A CPI, em seu relatório, também pede o indiciamento de quatro ministros (no momento de sua aprovação): Marcelo Queiroga (Saúde) -- epidemia com resultado morte e prevaricação; Onyx Lorenzoni (Trabalho e Previdência) -- incitação ao crime e crimes contra a humanidade nas modalidades extermínio, perseguição e outros atos desumanos --; Wagner Rosário (Controladoria-Geral da União) -- prevaricação; e Braga Netto (Defesa) - epidemia com resultado morte. Foram alvo também da comissão ex-ministros, como Eduardo Pazuello (Saúde) -- epidemia com resultado morte, entre outros -- e Ernesto Araújo (Relações Exteriores) -- epidemia com resultado morte e incitação ao crime --, e parlamentares bolsonaristas, como as deputadas Bia Kicis e Carla Zambelli - ambas, incitação ao crime.

Os três filhos do presidente também aparecem nos pedidos de indiciamento. O senador Flávio Bolsonaro, o deputado Eduardo Bolsonaro e o vereador do Rio de Janeiro Carlos Bolsonaro (Republicanos) são acusados de incitação ao crime por divulgação de notícias falsas. Segundo o relatório, eles liderariam uma rede de disseminação de fake news referentes ao coronavírus.

O professor Camilo Darsie de Souza avalia que, na área da saúde, o atual governo "foi problemático especialmente no que diz respeito a investimento no sistema de saúde". "Nós tivemos ali um aumento de investimento emergenciais durante a pandemia, no ano de 2020/2021, mas o que se viu em 2022 foi uma diminuição muito grande do orçamento, foi a desativação de políticas públicas que são fundamentais, como a Farmácia Popular e a própria questão de educação em saúde, que vai envolver a imunização, vai envolver prevenção de doenças, diferentes aspectos da vida, e para 2023 o orçamento é menor do que o de 2022". Bolsonaro trocou o ministro da pasta atualmente chefiada por Queiroga três vezes: de Luiz Henrique Mandetta para Nelson Teich, de Teich para Eduardo Pazuello e Pazuello para Queiroga.

Diálogo

Tanto o diretor de políticas públicas do Ieps como o integrante do Geps dizem ser importante que o novo governo dialoque regularmente com as entidades e associações da área da saúde para desempenhar um bom trabalho nesta. "Sem dúvida é fundamental. A saúde tem um tecido social muito importante. A gente tem a participação popular que acontece por via do Conselho Nacional de Saúde, dos conselhos estaduais e municipais, que foi muito negligenciada no governo Bolsonaro e precisa voltar a contribuir. A gente tem uma série de movimentos importantes, as associações de pacientes, as entidades de classe, o setor privado, claro, o complexo industrial da saúde, a rede hospitalar, e para você conseguir chegar em saídas boas, vocês precisa conseguir conversar com todos esses atores e garantir que eles andem coordenados, com cada um fazendo o que faz de melhor, para a gente não ter retrabalho", fala Arthur Aguillar.
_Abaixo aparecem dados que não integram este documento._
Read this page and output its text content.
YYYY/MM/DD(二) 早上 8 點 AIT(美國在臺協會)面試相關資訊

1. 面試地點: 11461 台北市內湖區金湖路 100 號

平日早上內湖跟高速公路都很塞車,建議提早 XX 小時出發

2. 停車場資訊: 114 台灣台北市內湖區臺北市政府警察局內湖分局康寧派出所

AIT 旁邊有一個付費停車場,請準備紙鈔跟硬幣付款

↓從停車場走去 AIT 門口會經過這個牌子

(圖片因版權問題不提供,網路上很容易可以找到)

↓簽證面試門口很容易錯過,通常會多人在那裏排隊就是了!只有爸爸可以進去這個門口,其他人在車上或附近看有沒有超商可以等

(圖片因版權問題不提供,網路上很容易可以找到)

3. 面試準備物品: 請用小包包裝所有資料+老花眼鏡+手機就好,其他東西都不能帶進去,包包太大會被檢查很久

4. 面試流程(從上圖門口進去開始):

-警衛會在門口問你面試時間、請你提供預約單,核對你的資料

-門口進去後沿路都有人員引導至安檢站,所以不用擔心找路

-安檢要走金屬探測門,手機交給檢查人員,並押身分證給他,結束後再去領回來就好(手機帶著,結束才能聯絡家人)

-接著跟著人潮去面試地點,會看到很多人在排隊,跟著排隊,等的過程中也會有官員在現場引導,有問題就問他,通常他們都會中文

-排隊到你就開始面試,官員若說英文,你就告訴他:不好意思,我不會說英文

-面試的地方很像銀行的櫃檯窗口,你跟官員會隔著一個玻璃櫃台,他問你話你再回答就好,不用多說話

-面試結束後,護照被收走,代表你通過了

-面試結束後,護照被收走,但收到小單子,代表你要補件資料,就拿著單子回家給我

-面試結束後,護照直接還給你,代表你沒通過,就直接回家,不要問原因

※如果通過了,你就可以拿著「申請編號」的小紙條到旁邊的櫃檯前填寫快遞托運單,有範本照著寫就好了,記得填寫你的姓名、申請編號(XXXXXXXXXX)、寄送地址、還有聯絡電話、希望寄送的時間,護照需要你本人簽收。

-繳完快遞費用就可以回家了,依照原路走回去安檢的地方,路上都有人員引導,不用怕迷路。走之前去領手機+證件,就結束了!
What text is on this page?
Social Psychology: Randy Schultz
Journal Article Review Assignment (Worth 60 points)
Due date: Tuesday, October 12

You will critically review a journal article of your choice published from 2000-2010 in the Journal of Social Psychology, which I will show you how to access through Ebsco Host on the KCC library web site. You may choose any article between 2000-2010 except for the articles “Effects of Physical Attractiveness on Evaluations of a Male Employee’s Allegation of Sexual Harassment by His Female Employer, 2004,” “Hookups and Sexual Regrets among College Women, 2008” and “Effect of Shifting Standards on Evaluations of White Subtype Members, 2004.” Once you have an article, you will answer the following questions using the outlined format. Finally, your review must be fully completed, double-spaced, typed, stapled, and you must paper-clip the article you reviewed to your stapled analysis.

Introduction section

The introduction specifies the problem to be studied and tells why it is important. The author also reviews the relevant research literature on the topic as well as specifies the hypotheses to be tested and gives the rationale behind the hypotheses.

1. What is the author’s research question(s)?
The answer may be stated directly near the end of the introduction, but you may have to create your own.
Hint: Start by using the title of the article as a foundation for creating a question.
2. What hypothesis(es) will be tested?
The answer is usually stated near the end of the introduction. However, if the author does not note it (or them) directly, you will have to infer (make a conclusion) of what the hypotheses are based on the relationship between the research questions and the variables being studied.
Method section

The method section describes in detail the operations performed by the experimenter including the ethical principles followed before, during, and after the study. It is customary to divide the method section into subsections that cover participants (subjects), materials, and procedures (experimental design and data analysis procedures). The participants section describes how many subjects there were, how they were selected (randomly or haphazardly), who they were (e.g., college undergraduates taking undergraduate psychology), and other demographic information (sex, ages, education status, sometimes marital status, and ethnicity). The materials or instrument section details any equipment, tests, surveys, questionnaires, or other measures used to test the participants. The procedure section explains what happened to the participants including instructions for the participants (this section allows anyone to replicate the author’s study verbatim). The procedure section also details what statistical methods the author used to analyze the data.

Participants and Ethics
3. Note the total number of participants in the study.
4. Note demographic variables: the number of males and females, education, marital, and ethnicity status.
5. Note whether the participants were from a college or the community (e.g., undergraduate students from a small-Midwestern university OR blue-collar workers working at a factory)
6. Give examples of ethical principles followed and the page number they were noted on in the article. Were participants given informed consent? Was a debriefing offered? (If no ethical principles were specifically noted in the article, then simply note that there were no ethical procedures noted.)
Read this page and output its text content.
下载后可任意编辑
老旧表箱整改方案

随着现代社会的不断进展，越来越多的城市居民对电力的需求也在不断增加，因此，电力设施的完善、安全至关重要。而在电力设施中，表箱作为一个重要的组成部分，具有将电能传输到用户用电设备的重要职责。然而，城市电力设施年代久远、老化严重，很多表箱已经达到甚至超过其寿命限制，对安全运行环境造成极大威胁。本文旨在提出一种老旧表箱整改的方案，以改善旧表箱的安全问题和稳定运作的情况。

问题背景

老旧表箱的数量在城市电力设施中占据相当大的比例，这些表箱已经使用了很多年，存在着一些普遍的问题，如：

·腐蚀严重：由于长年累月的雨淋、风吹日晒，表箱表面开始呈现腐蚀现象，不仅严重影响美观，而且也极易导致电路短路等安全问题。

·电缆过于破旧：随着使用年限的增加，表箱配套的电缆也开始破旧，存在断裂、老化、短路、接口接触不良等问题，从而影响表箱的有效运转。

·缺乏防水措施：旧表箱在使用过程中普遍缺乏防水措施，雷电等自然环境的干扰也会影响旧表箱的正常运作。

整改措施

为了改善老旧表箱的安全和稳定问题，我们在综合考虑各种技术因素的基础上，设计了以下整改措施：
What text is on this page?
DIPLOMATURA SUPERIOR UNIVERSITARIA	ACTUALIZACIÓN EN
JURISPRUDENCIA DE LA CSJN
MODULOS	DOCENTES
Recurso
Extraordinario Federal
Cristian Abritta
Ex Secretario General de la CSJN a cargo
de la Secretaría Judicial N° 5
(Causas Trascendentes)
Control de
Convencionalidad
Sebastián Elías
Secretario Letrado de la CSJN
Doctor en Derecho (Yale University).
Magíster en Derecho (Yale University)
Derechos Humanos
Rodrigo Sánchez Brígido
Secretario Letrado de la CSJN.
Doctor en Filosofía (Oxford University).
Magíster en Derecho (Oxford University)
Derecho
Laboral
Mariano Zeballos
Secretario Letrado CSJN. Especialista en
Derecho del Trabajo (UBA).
Camilo Darsie de Souza ressalta que um dos princípios do sistema público de saúde é "que haja diálogo, que haja gestão democrática em diferentes níveis, tanto nacional ou estadual quanto o municipal". "Uma das diretrizes, um dos princípios norteadores do SUS diz respeito a controle social, que é a emergência das demandas da população, mas também nesse contexto de gestores, de instituições privadas, que muitas vezes colaboram, o trabalho em parceria com o sistema público. Então esse tipo de negociação vai ser fundamental num primeiro momento para fazer um bom direcionamento de metas, do que é emergencial, logo de início, e, num segundo momento, para conseguir inflar de algum modo a capacidade de financiamento e de trabalho do sistema público", conclui.